Thursday, February 11, 2010

The Avatar screenplay - it's a better script than you think

Okay, I know this is sacrilege to say this. But hear me out.

I am well aware that the writing of James Cameron in general and of Avatar's screenplay in particular is regarded with the same disdain usually afforded to Paris Hilton’s acting. The biggest knock against him is that his dialogue is wooden, so therefore he’s a bad writer. This just reveals his critics’ ignorance of what screenwriting really entails. While dialogue is everything in playwriting, it is a vastly overrated aspect of screenwriting. You can have a play with two hours of dialogue in a single setting, but that would be unbearable in a feature film. My Dinner with Andre and Tape are exceptions that prove the rule. I’ve read a lot of screenplays, and my biggest complaint with beginners’ screenplays is that there’s just too much dialogue, with no story, no dramatic impulse.

Besides, no one seems to have asked themselves what Avatar would look like if it were rewritten like Shakespeare or some Jane Austen adaptation. The movie is clearly a sci-fi fantasy film. It’s also an action film. The dialogue that he has is what it needs to be and is not much different than in other films of its type. In fact, it’s probably better (for really bad writing in a blockbuster, see the Transformers movies).

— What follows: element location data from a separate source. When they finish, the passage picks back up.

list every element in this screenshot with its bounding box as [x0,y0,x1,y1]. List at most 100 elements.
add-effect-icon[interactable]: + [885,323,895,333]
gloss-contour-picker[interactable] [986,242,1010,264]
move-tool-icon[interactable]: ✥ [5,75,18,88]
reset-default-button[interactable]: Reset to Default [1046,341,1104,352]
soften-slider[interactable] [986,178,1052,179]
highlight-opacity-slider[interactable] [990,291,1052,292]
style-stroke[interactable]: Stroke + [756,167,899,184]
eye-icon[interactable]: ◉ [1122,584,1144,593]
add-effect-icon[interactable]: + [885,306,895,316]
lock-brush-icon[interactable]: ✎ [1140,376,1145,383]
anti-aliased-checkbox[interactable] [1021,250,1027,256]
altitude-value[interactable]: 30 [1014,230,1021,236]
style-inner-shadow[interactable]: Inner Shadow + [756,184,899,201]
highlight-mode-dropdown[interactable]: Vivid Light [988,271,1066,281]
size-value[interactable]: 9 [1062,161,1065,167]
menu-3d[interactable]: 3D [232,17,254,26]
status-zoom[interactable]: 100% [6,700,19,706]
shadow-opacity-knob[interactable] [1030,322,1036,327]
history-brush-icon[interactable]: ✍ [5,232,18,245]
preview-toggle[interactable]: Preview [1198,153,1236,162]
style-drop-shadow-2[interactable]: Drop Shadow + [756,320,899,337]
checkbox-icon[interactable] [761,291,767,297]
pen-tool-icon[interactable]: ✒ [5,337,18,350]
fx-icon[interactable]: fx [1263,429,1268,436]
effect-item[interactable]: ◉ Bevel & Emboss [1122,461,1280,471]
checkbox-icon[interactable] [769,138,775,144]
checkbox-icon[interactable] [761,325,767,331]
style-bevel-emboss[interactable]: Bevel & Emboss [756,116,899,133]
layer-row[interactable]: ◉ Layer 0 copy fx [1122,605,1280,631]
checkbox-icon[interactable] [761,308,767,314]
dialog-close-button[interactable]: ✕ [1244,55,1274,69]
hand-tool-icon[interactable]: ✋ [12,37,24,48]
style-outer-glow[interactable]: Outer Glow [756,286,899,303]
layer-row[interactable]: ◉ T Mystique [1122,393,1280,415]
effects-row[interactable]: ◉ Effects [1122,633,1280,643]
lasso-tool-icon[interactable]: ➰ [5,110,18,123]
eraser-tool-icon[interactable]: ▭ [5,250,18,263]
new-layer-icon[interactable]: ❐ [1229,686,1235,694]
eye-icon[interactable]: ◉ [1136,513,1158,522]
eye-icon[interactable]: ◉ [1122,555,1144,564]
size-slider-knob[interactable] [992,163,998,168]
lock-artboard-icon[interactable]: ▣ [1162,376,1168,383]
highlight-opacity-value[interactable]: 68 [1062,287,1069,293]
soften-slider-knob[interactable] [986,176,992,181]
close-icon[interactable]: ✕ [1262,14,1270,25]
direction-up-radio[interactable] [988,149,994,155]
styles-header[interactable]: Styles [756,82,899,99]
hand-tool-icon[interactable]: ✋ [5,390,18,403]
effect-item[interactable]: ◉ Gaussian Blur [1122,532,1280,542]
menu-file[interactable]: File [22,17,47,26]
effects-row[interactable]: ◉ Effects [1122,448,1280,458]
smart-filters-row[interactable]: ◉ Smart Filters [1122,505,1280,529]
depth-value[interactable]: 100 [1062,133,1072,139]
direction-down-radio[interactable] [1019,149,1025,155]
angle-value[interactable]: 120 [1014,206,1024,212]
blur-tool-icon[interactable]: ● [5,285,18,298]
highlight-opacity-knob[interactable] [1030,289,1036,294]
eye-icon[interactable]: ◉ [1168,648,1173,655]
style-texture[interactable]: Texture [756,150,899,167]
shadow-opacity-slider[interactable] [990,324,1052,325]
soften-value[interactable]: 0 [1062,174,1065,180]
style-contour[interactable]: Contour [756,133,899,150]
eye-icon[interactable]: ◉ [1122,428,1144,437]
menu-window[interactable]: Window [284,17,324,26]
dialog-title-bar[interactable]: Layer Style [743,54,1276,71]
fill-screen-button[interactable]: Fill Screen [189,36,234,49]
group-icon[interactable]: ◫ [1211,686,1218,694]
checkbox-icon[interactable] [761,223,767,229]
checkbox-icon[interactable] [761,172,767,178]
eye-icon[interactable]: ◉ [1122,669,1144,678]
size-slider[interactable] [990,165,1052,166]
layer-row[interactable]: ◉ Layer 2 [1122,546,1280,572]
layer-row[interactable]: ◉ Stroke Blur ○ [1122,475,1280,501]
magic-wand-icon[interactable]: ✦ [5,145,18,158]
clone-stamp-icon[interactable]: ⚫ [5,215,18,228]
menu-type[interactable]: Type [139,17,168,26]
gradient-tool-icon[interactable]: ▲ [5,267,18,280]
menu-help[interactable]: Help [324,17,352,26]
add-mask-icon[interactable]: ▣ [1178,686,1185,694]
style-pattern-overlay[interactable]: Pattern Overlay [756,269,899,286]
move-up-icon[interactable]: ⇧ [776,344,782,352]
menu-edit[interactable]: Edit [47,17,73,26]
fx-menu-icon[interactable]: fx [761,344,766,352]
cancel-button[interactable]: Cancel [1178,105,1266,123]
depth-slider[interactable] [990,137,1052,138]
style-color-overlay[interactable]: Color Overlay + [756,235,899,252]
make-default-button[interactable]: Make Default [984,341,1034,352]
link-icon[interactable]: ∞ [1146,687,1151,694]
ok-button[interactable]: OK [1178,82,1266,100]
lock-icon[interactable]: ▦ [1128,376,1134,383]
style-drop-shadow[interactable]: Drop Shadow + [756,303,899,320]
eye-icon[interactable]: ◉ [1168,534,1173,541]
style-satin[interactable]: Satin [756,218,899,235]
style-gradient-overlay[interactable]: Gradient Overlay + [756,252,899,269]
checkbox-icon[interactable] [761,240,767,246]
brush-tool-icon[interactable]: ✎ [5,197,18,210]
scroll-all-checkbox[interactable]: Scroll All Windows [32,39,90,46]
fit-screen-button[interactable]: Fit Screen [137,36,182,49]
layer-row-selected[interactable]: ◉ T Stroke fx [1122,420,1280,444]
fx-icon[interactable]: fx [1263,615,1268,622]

In his famous screenwriting seminars, Robert McKee advises people to devote at least half the time given to you to write a screenplay to perfecting the story. He suggests sitting friends down over a coffee and just telling the plot of the story, the way we would with an actual movie we had just seen. That way, you don’t end up writing a lot of beautiful dialogue that you fall in love with and can’t cut even though it drags the story down. In his many fine books, William Goldman also says that dialogue is the last thing that he works on. He knows that directors, actors and other writers often tinker with the dialogue, but if the story structure is solid it will withstand any such tampering.

As I’ve stated previously, the arbitration process with the Writers Guild puts much greater value on the characters and the story than the dialogue. This is as it should be. It’s much harder to make a well-structured story than it is to come up with some witty lines. And when it comes to dialogue, less is more. The vastly overrated Tarantino gets way too much credit for his writing because of his smart-ass dialogue. But if he learned to rein in his tendency to overindulge, he’d actually be a much better writer.

As for the story of Avatar, I wrote in a previous article about how people accuse Cameron of “ripping off” Pocahontas and Dances with Wolves, whereas Tarantino rips people off all the time and people call him a genius for it. But writers throughout history have used allusions and references to other sources, especially the Bible and Greek mythology. Well, as a fine student of film, Cameron knows the cinematic canon and his references are likely very intentional and well thought out.

I remember reading how he fired the first cinematographer on Titanic because the cinematographer wanted a faded sepia-toned look for the historical scenes on the Titanic. Cameron wanted it to be more colourful, to be like Oz and entering a fantasy world. Clearly, The Wizard of Oz is one of the allusions he is making in Avatar as well, since the world of the Na’vi is so very colourful. This is further proven by the Colonel’s first line, “You are not in Kansas anymore, you are on Pandora.” Pandora is of course an allusion to the Greek myth of Pandora’s Box.

In the above article, I also talked about his criticisms from the right, the left, the Church, anti-smoking groups and on and on. These criticisms are all misguided. They only reveal the critics’ own biased viewpoint, which has nothing to do with the quality of the film. The only criticism that has any validity is one that understands what the film does, rather than what the film doesn’t do and perhaps isn’t even trying to do. People are forever misunderstanding and under-appreciating art by not properly taking the time to consider the artists intent and judging it on that basis.

One criticism that I found particularly off-base was the accusation of racism. I don’t believe that it is the case. I understand the sensitivity to the “White Messiah” portrayal since Hollywood is so bad at having minorities as leads. But in this case with this movie, the races of the actors had to be the way they are. If they were reversed for example, then Cameron would end up saying that minorities are colonialists and white people are the victims. If even just Jake Sully were a minority and every other mercenary were white, then he’s already an outsider and that ruins the story – the point is that he’s one of them, and comes to realize that he’s on the wrong side. I defy anyone to adjust the story or the casting in a way that doesn’t create more problems than it solves.

And that’s the true test of any criticism – would it actually improve the film? One can find fault with even the greatest of masterpieces if you’re determined to look. But he knew what he was doing and successfully created a film that works on many levels and was also a huge hit. You really think you could do better?

1 comment:

  1. Very, very, very well thought-out and said. I appreciate the stance; not only do I think the criticism of the film has been harsh and misplaced, but as a struggling aspiring writer I get the sense of just how few people understand the craft. I started Robert McKee's 'Story' yesterday and it's already an insightful read.